A roof valley is the low region between two roof planes. If your roof is still new yet it leaks, chances are very high that it’ll be due to a problem in the roof valleys. This is because a lot of roofers find it hard making leak-proof valleys. As such, its best to find the roofer to fix this issue.

This one requires both climbing on the roof and observation from below to find the leak. It may be a simple issue of poor craftsmanship or accumulated dirt. Other times, it’s a broken part of the valley. Given that these regions experience higher water volumes than the rest of the roof, it’s likely that a poorly fixed part was overwhelmed by the speed and weight of the water leading to a leak.

11. Using Infrared

For the most difficult of leaks, technology can lend a hand in finding their exact location. Maybe you’ve seen water dripping down your ceiling but can’t establish the exact point it slips under the shingles. Or you’ve taken note of a musty smell indicating the presence of mildew or mold in the roof yet can’t locate the leak.

In such a case, infrared technology is put to use. Infrared technology works by showing temperature differences between various parts of the roof. It’s the same technology used in night vision cameras. For this technology, the hotter the area, the redder it shows on the screen.

The detection system is based on the heat behaviors between different substances. Water takes long to absorb heat but also takes long to lose the heat once it’s heated up compared to most solids. When there’s a leak in the roof, part of it will absorb moisture. During the day, the moisture is heated up together with the rest of the roof.
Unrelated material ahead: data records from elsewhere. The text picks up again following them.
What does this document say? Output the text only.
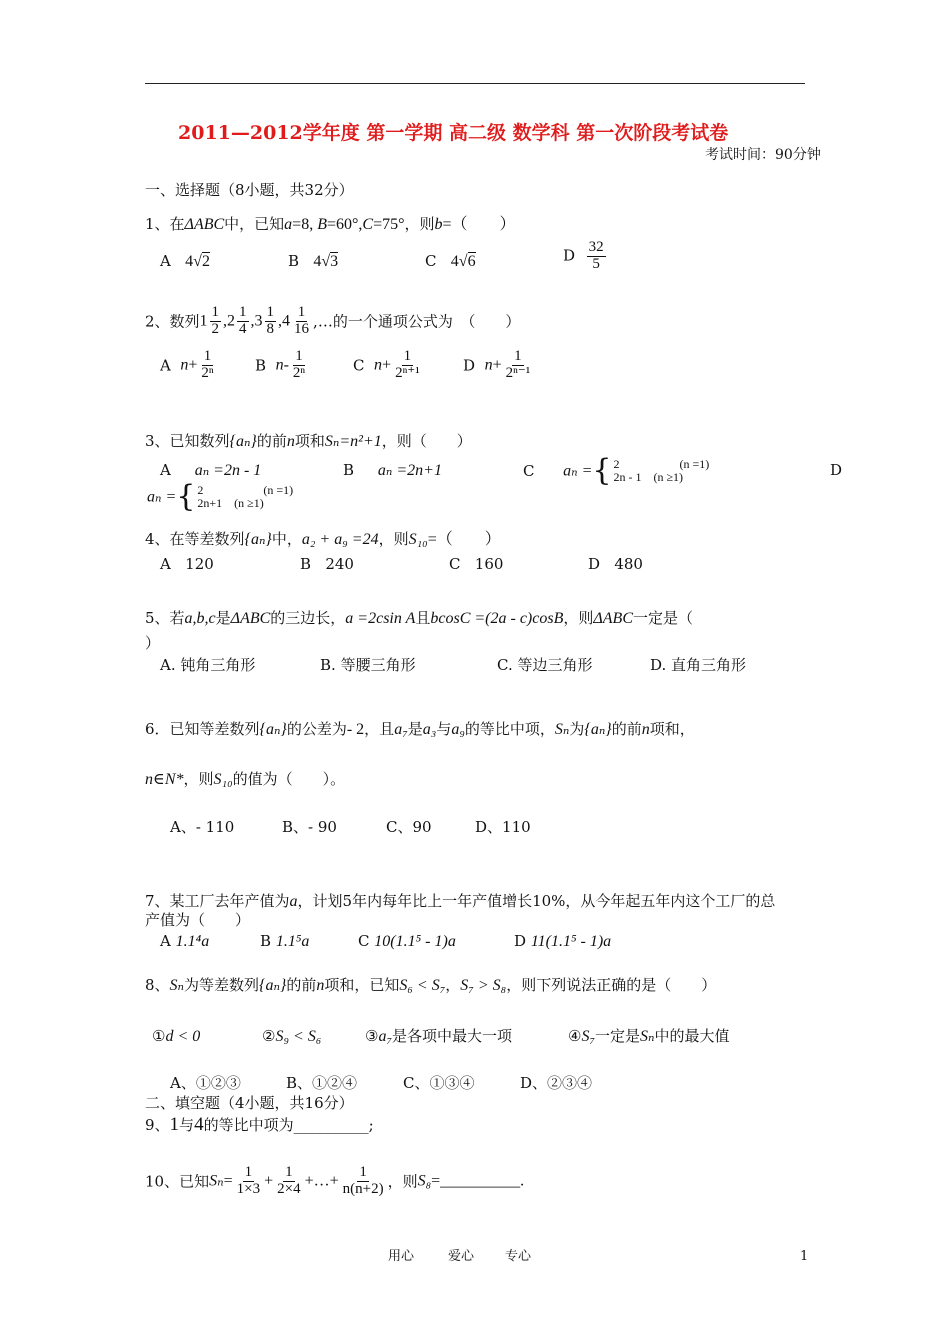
2011—2012学年度 第一学期 高二级 数学科 第一次阶段考试卷
考试时间：90分钟
一、选择题（8小题，共32分）
1、在ΔABC中，已知a=8, B=60°,C=75°，则b=（　　）
A 4√2	B 4√3	C 4√6	D $\frac{32}{5}$
2、数列$1 \frac{1}{2} ,2 \frac{1}{4} ,3 \frac{1}{8} ,4 \frac{1}{16}$ ,…的一个通项公式为　（　　）
A $n+ \frac{1}{\text{2ⁿ}}$	B $n- \frac{1}{\text{2ⁿ}}$	C $n+ \frac{1}{\text{2ⁿ⁺¹}}$	D $n+ \frac{1}{\text{2ⁿ⁻¹}}$
3、已知数列{aₙ}的前n项和Sₙ=n²+1，则（　　）
A aₙ =2n - 1	B aₙ =2n+1	C aₙ = { 2　　　　　(n =1)
2n - 1　(n ≥1)	D
aₙ = { 2　　　　　(n =1)
2n+1　(n ≥1)
4、在等差数列{aₙ}中，a₂ + a₉ =24，则S₁₀=（　　）
A 120	B 240	C 160	D 480
5、若a,b,c是ΔABC的三边长，a =2csin A且bcosC =(2a - c)cosB，则ΔABC一定是（
）
A. 钝角三角形	B. 等腰三角形	C. 等边三角形	D. 直角三角形
6．已知等差数列{aₙ}的公差为- 2，且a₇是a₃与a₉的等比中项，Sₙ为{aₙ}的前n项和，
n∈N*，则S₁₀的值为（　　）。
A、- 110	B、- 90	C、90	D、110
7、某工厂去年产值为a，计划5年内每年比上一年产值增长10%，从今年起五年内这个工厂的总
产值为（　　）
A 1.1⁴a	B 1.1⁵a	C 10(1.1⁵ - 1)a	D 11(1.1⁵ - 1)a
8、Sₙ为等差数列{aₙ}的前n项和，已知S₆ < S₇，S₇ > S₈，则下列说法正确的是（　　）
①d < 0	②S₉ < S₆	③a₇是各项中最大一项	④S₇一定是Sₙ中的最大值
A、①②③	B、①②④	C、①③④	D、②③④
二、填空题（4小题，共16分）
9、1与4的等比中项为__________;
10、已知$S_n= \frac{1}{1\times 3} + \frac{1}{2\times 4}$ +…+ $\frac{1}{n(n+2)}$ ，则S₈=__________.
用心	爱心 专心	1
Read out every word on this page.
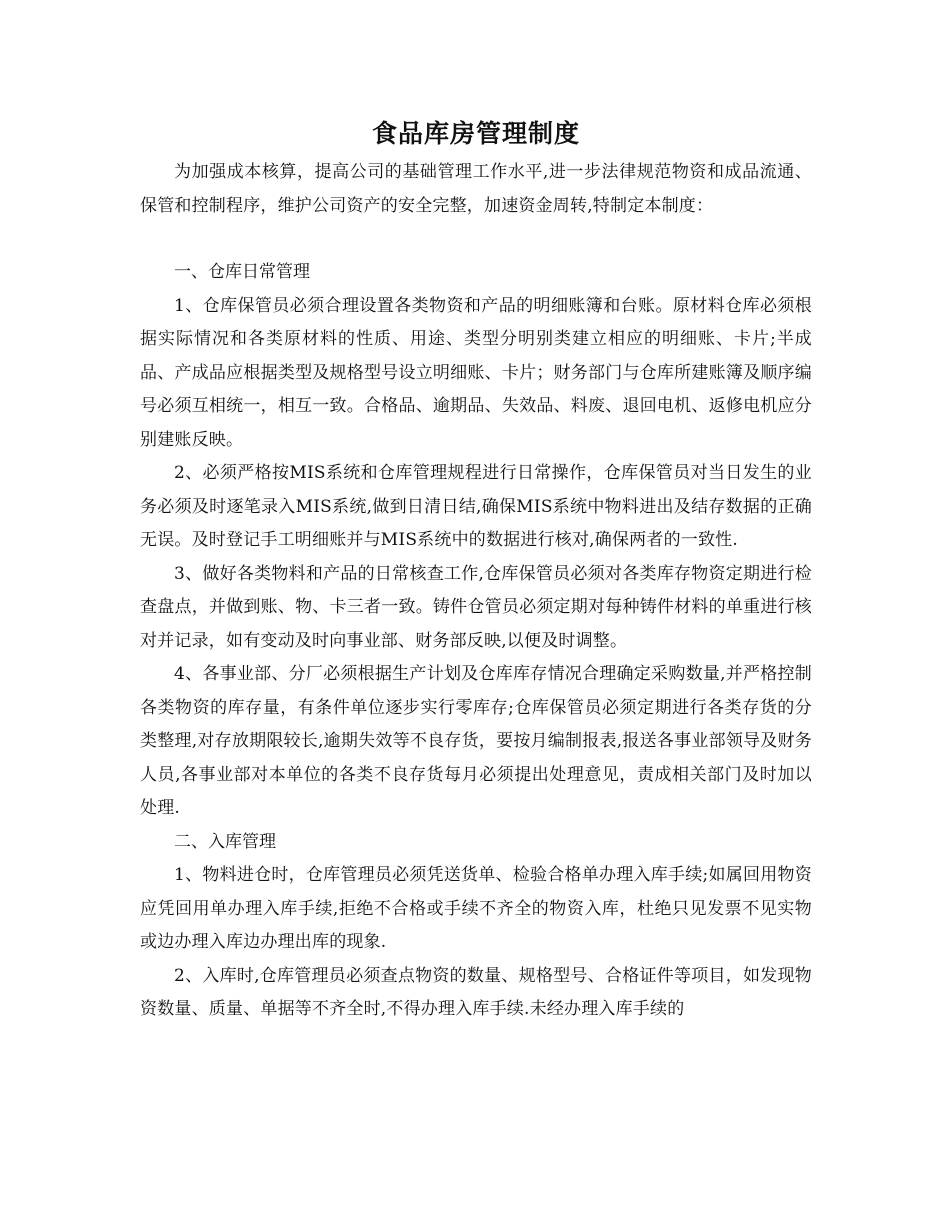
食品库房管理制度

为加强成本核算，提高公司的基础管理工作水平,进一步法律规范物资和成品流通、保管和控制程序，维护公司资产的安全完整，加速资金周转,特制定本制度：

一、仓库日常管理

1、仓库保管员必须合理设置各类物资和产品的明细账簿和台账。原材料仓库必须根据实际情况和各类原材料的性质、用途、类型分明别类建立相应的明细账、卡片;半成品、产成品应根据类型及规格型号设立明细账、卡片；财务部门与仓库所建账簿及顺序编号必须互相统一，相互一致。合格品、逾期品、失效品、料废、退回电机、返修电机应分别建账反映。

2、必须严格按MIS系统和仓库管理规程进行日常操作，仓库保管员对当日发生的业务必须及时逐笔录入MIS系统,做到日清日结,确保MIS系统中物料进出及结存数据的正确无误。及时登记手工明细账并与MIS系统中的数据进行核对,确保两者的一致性.

3、做好各类物料和产品的日常核查工作,仓库保管员必须对各类库存物资定期进行检查盘点，并做到账、物、卡三者一致。铸件仓管员必须定期对每种铸件材料的单重进行核对并记录，如有变动及时向事业部、财务部反映,以便及时调整。

4、各事业部、分厂必须根据生产计划及仓库库存情况合理确定采购数量,并严格控制各类物资的库存量，有条件单位逐步实行零库存;仓库保管员必须定期进行各类存货的分类整理,对存放期限较长,逾期失效等不良存货，要按月编制报表,报送各事业部领导及财务人员,各事业部对本单位的各类不良存货每月必须提出处理意见，责成相关部门及时加以处理.

二、入库管理

1、物料进仓时，仓库管理员必须凭送货单、检验合格单办理入库手续;如属回用物资应凭回用单办理入库手续,拒绝不合格或手续不齐全的物资入库，杜绝只见发票不见实物或边办理入库边办理出库的现象.

2、入库时,仓库管理员必须查点物资的数量、规格型号、合格证件等项目，如发现物资数量、质量、单据等不齐全时,不得办理入库手续.未经办理入库手续的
Just as the sun is going down, a temperature gauge using infrared cameras is taken. Given that the areas with moisture will still be hotter than the surrounding areas, they’ll record a redder reading on the infrared camera. This way, the location of the leaks can be traced with more accuracy.

These methods can be used for any kind of roof whether its flat, arched, dome-shaped, metal or shingled one. The focus should always be finding the actual place the water gets under the roof and not just where the water drips from the roof or causes damage.